Question

A skateboarder travels on a horizontal surface with an initial velocity of 3.6 m/s toward the south and a constant acceleration of 1.8 m/s^2 toward the east. Let the x direction be eastward and the y direction be northward, and let the skateboarder be at the origin at t=0.
a. What is her x position at t=0.60s?
b. What is her y position at t=0.60s?
c. What is her x velocity component at t=0.60s?
d.
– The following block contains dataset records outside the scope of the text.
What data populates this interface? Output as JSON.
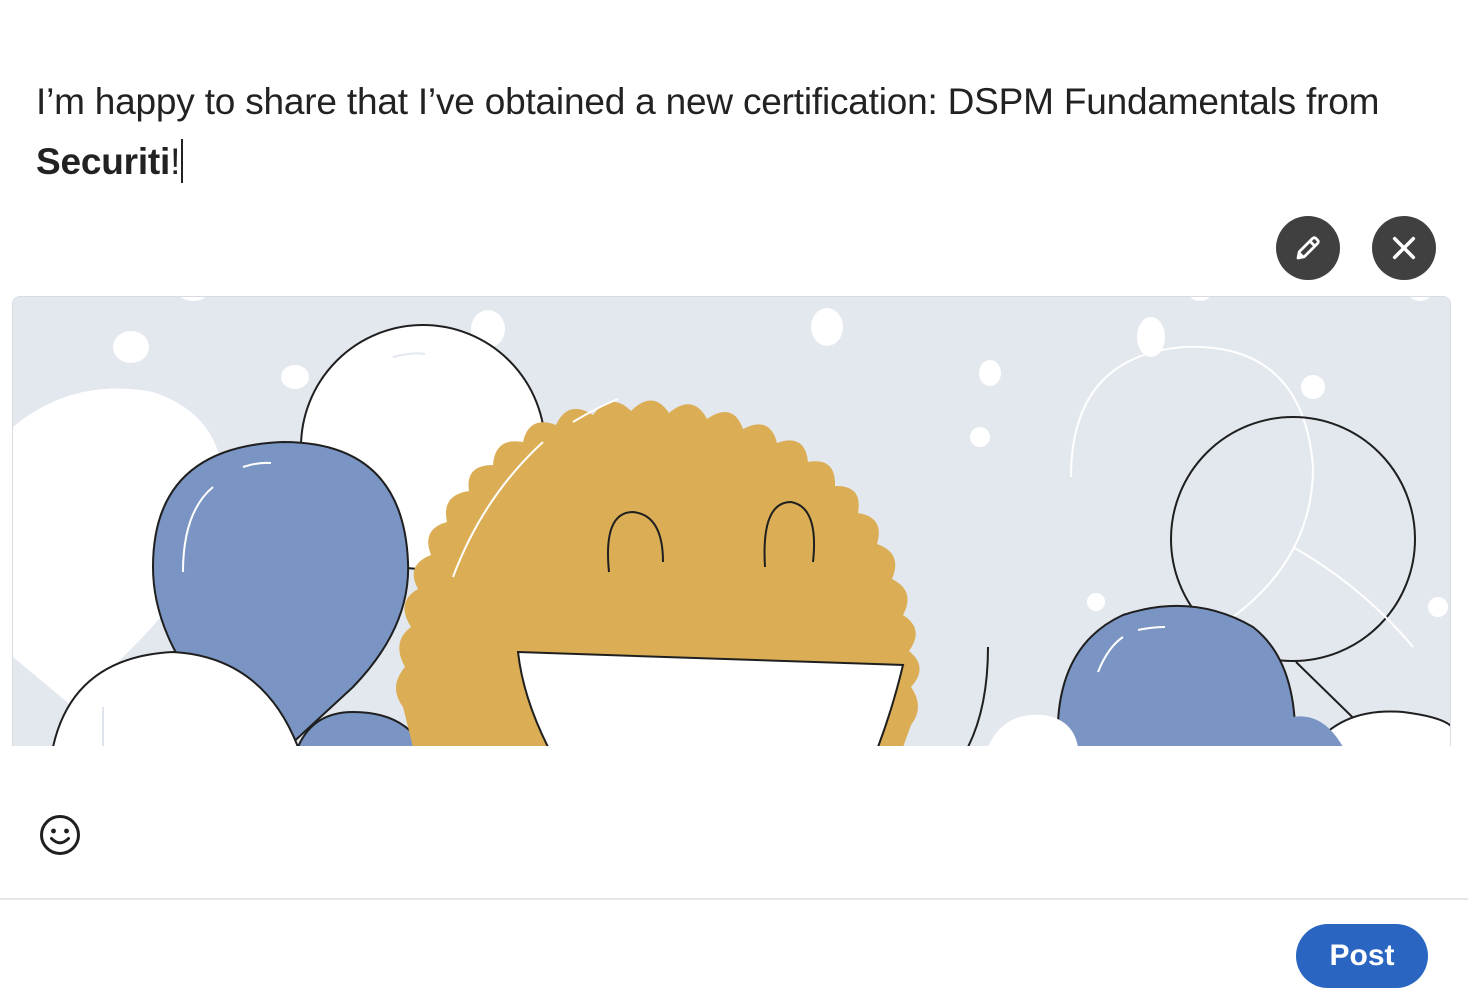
{
  "post": {
    "text_before": "I’m happy to share that I’ve obtained a new certification: DSPM Fundamentals from ",
    "mention": "Securiti",
    "text_after": "!"
  },
  "media": {
    "edit_icon": "pencil-icon",
    "remove_icon": "close-icon",
    "image_icon": "certification-badge-balloons-illustration",
    "colors": {
      "background": "#e3e7ee",
      "badge": "#dbae55",
      "balloon_blue": "#7a95c3",
      "balloon_white": "#ffffff"
    }
  },
  "toolbar": {
    "emoji_icon": "smiley-icon"
  },
  "footer": {
    "post_label": "Post",
    "post_color": "#2a66c1"
  }
}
What is her y velocity component at t=0.60s?

Answer 1

Answer:

a) The x-position of the skateboarder is 0.324 meters.

b) The y-position of the skateboarder is -2.16 meters.

c) The x-velocity of the skateboard is 1.08 meters per second.

d) The y-velocity of the skateboard is -3.6 meters per second.

Explanation:

a) The x-position of the skateboarder is determined by the following expression:

$x(t) = x_{o} + v_{o,x}\cdot t + \frac{1}{2}\cdot a_{x} \cdot t^{2}$ (1)

Where:

$x_{o}$ - Initial x-position, in meters.

$v_{o,x}$ - Initial x-velocity, in meters per second.

$t$ - Time, in seconds.

$a_{x}$ - x-acceleration, in meters per second.

If we know that $x_{o} = 0\,m$, $v_{o,x} = 0\,\frac{m}{s}$, $t = 0.60\,s$ and $a_{x} = 1.8\,\frac{m}{s^{2}}$, then the x-position of the skateboarder is:

$x(t) = 0\,m + \left(0\,\frac{m}{s} \right)\cdot (0.60\,s) + \frac{1}{2}\cdot \left(1.8\,\frac{m}{s^{2}} \right) \cdot (0.60\,s)^{2}$

$x(t) = 0.324\,m$

The x-position of the skateboarder is 0.324 meters.

b) The y-position of the skateboarder is determined by the following expression:

$y(t) = y_{o} + v_{o,y}\cdot t + \frac{1}{2}\cdot a_{y} \cdot t^{2}$ (2)

Where:

$y_{o}$ - Initial y-position, in meters.

$v_{o,y}$ - Initial y-velocity, in meters per second.

$t$ - Time, in seconds.

$a_{y}$ - y-acceleration, in meters per second.

If we know that $y_{o} = 0\,m$, $v_{o,y} = -3.6\,\frac{m}{s}$, $t = 0.60\,s$ and $a_{y} = 0\,\frac{m}{s^{2}}$, then the x-position of the skateboarder is:

$y(t) = 0\,m + \left(-3.6\,\frac{m}{s} \right)\cdot (0.60\,s) + \frac{1}{2}\cdot \left(0\,\frac{m}{s^{2}}\right)\cdot (0.60\,s)^{2}$

$y(t) = -2.16\,m$

The y-position of the skateboarder is -2.16 meters.

c) The x-velocity of the skateboarder ($v_{x}$), in meters per second, is calculated by this kinematic formula:

$v_{x}(t) = v_{o,x} + a_{x}\cdot t$ (3)

If we know that $v_{o,x} = 0\,\frac{m}{s}$, $t = 0.60\,s$ and $a_{x} = 1.8\,\frac{m}{s^{2}}$, then the x-velocity of the skateboarder is:

$v_{x}(t) = \left(0\,\frac{m}{s} \right) + \left(1.8\,\frac{m}{s} \right)\cdot (0.60\,s)$

$v_{x}(t) = 1.08\,\frac{m}{s}$

The x-velocity of the skateboard is 1.08 meters per second.

d) As the skateboarder has a constant y-velocity, then we have the following answer:

$v_{y} = -3.6\,\frac{m}{s}$

The y-velocity of the skateboard is -3.6 meters per second.